In D’Antoni’s first season, the Rockets had a Moreyball Rate of 81.8 percent, blasting the previous league highs they’d set over the prior few seasons. That 81.8 percent figure was, obviously, the highest in the NBA by far, making it the fifth consecutive season during which the Rockets led the league. Crucially, that rate bumped their Morey+ all the way back up to 128.8 — almost all the way back to where it was during that 2012-13 campaign, when the Rockets first began truly orienting their offense around The Math.
During that 2016-17 season, though, five other teams exceeded the Moreyball Rate of the 2015-16 Golden State Warriors, who had the highest non-Rockets Moreyball Rate of any team from 2012 through 2016. That incredible jump from one-sixth of the league foreshadowed what has happened since: The league’s Moreyball Rate has been rising far faster than it did during the McHale years, meaning that the Rockets’ math advantage is once again shrinking, through no fault of their own offensive priorities.
While the average Moreyball Rate jumped only 3.7 percentage points from 2012 (58.1 percent) through 2016 (60.8 percent), it has rocketed (pun very much intended) all the way up to 68.3 percent in 2019. That’s a jump of 7.5 percentage points in just three seasons, compared with the four it took to erase a smaller advantage for the previous incarnation of the Rockets. And at the same time that the NBA’s average Moreyball Rate has shot through the roof, the Rockets themselves have once again stalled out. They appear to have hit a ceiling in terms of how many of their shots can really be taken from the most efficient areas of the floor.

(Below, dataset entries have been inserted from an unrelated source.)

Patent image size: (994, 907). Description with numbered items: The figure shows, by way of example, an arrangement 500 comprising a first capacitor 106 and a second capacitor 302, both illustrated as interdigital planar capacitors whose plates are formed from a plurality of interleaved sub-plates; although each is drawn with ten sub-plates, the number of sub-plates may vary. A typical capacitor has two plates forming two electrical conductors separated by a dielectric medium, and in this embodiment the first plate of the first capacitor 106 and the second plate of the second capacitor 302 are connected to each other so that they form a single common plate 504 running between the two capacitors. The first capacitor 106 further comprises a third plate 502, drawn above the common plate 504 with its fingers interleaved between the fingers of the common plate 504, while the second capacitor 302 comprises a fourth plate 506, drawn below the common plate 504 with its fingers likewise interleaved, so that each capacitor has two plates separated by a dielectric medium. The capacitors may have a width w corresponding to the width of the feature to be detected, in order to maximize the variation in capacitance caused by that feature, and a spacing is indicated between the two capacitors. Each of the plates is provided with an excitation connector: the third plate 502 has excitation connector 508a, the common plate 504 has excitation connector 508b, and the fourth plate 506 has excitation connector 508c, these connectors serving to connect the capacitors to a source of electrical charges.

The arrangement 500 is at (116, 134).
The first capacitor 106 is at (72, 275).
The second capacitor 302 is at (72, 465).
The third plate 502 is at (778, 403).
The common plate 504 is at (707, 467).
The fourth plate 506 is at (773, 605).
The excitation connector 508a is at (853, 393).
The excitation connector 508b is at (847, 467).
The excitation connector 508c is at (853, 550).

Houston’s sky-high Moreyball Rates during the 2016-17 and 2017-18 seasons helped them to two of the most efficient offensive seasons in NBA history. During that 2016-17 campaign, the Rockets registered the 10th-best offensive efficiency in NBA history, per Basketball-Reference. During the 2017-18 season, they posted the 11th-best offensive efficiency in history. And during both seasons, the Rockets led the NBA in Moreyball Rate by a healthy margin, even while the league as a whole was catching up.
This year, however, they don’t even lead the league in Moreyball Rate, marking the first time since the 2011-12 campaign that they’ve fallen out of first place. (They’ve been passed by Mike Budenholzer’s Milwaukee Bucks, who are at 82.6 percent, the highest figure that can be gleaned from the shot location data in NBA.com’s database, which reaches back to the 1996-97 season.) Amazingly, Houston’s Morey+ this season has already dropped below where it was during the 2015-16 season that inspired Morey to bring in D’Antoni in the first place. And even while they’ve cleaned up their defense a bit these past two years, the rate at which leaguewide Moreyball Rates are spiking has left their Moreyball Advantage at the lowest point it’s been in years.
It seems unlikely that other NBA teams will simply stop pursuing shots from the Moreyball areas of the floor, so the league average will presumably continue to rise — if not necessarily at quite the rate it has these past few years. And with the Rockets having seemingly maxed out their own Moreyball Rates in the low 80s, it looks like the best way for them to regain the sky-high Moreyball Advantage they had in the early 2010s is by engineering their defense so that opponents simply can’t access the most efficient areas of the floor. But that’s also what every other team in the league has been trying to do to the Rockets for years, and as they’ve been showing us for quite some time now, it’s easier said than done.